- Good Quality -
ド・ヴィリエ・ヴィンヤードの広さは15.6エーカーで、カレラの中では最も新しく植樹は1997年となっています。2001年~2009年までの9年間の平均収穫量は0.85トン/エーカー(12.8hl/ha)とかなりの低収量で、2009年ヴィンテージはフルボトル換算で1,460ケースが生産されています。
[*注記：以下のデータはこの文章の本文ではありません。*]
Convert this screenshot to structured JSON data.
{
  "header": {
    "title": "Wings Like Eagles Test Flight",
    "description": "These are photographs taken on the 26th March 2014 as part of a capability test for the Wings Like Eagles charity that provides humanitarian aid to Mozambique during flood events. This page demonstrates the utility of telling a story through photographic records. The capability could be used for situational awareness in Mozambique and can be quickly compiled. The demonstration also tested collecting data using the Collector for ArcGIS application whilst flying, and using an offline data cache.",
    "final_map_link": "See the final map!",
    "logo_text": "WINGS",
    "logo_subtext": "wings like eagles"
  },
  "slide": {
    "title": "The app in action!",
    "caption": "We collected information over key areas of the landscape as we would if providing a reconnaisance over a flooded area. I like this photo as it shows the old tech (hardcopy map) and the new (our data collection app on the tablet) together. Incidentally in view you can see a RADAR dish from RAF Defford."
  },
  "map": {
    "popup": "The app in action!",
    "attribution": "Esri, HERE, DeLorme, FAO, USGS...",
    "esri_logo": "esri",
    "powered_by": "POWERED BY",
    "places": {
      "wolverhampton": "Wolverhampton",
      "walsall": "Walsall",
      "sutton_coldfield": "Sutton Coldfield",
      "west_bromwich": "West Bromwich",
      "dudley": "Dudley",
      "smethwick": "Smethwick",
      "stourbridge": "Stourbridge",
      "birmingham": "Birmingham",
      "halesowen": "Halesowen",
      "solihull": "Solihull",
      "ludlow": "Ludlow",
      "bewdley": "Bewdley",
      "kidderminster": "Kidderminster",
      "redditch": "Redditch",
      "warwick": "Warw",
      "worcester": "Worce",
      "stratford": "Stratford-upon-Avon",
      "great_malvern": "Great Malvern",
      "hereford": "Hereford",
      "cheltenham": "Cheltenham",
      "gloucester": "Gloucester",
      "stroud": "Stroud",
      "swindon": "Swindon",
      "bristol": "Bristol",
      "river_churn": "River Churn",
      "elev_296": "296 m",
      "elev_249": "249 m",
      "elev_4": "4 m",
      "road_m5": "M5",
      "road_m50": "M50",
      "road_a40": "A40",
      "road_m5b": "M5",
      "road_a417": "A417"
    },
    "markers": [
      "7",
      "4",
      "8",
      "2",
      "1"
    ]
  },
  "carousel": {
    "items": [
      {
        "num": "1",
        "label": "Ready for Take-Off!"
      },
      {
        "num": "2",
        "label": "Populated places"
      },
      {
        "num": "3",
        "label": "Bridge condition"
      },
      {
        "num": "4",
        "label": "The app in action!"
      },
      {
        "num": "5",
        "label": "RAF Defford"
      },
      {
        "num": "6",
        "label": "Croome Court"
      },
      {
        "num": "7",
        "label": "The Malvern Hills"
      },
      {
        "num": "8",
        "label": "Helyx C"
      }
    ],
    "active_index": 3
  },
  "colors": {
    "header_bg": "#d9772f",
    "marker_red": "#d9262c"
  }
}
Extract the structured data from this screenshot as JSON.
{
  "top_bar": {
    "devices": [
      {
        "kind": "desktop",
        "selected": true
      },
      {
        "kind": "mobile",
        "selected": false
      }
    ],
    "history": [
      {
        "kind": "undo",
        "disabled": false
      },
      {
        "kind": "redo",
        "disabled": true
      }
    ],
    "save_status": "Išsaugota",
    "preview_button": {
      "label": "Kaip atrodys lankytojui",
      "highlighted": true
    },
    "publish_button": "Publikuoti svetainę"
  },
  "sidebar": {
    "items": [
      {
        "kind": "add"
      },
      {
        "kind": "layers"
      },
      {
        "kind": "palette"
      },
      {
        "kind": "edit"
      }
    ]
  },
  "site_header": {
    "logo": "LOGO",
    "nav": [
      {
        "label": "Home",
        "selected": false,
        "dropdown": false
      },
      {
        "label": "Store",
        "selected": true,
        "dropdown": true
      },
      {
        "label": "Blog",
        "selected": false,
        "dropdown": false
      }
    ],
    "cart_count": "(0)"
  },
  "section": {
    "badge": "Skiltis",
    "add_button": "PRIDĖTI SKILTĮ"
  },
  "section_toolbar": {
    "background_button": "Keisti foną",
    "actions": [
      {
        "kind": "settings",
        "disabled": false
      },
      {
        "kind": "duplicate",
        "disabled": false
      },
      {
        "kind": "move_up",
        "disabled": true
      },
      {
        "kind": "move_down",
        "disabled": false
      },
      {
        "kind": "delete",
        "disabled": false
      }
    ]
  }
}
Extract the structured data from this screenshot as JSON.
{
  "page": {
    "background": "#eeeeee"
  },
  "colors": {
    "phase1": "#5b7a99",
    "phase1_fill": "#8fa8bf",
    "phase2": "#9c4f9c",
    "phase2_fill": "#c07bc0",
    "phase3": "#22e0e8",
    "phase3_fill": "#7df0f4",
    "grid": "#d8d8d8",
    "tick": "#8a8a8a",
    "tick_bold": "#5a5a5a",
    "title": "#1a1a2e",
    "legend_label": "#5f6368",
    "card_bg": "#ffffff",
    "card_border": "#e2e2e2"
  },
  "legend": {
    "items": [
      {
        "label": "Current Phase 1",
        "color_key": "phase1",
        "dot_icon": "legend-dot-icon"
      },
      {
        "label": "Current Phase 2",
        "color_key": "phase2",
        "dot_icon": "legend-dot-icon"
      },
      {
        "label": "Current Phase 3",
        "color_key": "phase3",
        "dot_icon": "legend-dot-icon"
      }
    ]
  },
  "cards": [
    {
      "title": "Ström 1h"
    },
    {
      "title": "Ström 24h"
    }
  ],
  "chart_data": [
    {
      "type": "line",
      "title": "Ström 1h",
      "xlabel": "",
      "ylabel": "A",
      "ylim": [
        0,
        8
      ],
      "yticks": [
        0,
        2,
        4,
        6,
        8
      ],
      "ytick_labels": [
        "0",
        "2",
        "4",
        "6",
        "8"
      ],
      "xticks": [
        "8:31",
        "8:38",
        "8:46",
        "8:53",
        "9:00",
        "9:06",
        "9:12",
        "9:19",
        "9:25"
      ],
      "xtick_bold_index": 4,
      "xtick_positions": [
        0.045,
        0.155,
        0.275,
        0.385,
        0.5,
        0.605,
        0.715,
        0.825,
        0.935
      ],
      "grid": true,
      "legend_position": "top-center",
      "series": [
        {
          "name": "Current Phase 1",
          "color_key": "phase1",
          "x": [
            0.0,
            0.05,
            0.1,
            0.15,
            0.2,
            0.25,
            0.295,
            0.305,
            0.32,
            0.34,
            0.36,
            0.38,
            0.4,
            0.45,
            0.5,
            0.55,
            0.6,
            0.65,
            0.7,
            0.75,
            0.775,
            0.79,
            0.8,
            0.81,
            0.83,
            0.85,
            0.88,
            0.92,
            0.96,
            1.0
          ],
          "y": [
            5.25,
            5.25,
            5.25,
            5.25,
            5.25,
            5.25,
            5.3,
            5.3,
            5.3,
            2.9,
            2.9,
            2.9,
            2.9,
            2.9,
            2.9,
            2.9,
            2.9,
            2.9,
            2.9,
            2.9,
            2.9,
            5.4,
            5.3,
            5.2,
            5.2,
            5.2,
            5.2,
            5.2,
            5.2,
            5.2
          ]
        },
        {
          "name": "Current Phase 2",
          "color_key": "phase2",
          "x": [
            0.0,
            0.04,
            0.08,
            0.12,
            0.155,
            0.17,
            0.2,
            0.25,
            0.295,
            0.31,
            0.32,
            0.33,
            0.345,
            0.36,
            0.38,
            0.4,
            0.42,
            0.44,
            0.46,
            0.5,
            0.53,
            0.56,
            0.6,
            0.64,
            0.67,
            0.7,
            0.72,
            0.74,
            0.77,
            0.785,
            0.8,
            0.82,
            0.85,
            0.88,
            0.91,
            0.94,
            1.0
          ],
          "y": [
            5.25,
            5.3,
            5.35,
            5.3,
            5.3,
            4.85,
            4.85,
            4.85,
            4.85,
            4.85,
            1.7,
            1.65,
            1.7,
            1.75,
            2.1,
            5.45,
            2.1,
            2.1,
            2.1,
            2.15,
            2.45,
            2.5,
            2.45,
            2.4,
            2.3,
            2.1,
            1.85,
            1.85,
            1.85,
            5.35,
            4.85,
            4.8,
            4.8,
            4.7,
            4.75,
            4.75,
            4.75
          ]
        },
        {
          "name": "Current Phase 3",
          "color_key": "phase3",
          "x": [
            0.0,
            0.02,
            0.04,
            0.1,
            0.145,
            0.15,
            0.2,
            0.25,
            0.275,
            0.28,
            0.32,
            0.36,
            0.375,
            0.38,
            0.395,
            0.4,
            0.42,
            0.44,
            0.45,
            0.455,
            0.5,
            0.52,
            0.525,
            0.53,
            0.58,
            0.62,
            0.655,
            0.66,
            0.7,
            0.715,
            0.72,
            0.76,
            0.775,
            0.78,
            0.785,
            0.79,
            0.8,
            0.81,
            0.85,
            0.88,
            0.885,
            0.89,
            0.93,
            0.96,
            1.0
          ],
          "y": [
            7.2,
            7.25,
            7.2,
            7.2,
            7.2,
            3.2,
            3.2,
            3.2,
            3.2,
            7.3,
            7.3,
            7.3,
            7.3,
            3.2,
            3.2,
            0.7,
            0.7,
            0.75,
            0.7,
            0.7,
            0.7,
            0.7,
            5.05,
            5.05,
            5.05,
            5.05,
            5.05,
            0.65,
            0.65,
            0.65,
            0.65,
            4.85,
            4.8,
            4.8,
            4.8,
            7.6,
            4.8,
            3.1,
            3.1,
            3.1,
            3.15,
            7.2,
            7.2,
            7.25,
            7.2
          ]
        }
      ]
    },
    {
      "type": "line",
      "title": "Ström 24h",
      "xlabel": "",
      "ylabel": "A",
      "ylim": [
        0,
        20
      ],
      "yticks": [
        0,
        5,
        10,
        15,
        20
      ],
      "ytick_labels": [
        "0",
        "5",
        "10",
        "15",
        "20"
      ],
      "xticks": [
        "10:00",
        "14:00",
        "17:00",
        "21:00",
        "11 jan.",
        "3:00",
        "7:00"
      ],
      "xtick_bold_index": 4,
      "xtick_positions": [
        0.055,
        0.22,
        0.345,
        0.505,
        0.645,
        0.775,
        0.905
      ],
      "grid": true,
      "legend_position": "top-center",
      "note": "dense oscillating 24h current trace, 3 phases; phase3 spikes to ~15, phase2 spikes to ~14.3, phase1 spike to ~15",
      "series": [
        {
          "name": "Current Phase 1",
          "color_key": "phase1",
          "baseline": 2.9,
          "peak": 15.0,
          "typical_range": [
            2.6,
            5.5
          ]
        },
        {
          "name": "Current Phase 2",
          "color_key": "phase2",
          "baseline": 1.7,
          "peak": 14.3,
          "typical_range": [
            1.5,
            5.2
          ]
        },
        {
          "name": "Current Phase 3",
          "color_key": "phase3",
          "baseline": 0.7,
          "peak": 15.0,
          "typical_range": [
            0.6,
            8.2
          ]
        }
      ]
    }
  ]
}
良くも悪くも最初の一口から楽しめるようなモダンなスタイルで、果実の高い熟度と重くならない適度な軽快さ、そして乳酸の丸みとバニラ系の油脂資質などが印象的です。全体的に、かなり技術志向に偏った傾向にあり、乳酸主体の資質とやや高めの彩度、そしてピノ・ノワールらしからぬ果実の熟度など、その方向性としては以前のカザマッタやカルムに近い雰囲気を感じます。ただし、さすがカレラとでも言うべき、本質的な葡萄力の高さがあるので、結果としてはそこまでネガティブではありません。とはいえ、かなりアタック重視になっているので、何杯か飲むとやや飲み疲れる傾向にはあります。
この手のスタイルは、早くから飲める反面、本来の良さやポテンシャルがどうしてもマスキングされてしまう傾向にあるので、本質を伺い知るには意外と長期熟成が必要だったりもします。翌日以降に持ち越した時の表情の変遷からして、できれば後5年、余裕があれば10年ほど熟成させれば、今とは全く異なる水準での表情や世界観を披露してくれそうな印象がありますが、あくまでも「余計な肩の力を省くための熟成(化粧を落とすための熟成)」なので、根本的にコストパフォーマンスが高いアイテムだということを考慮すると、無理せず早く飲んでしまうというのが現実的な解なのかもしれません(うまく熟成すれば化けるかも?)。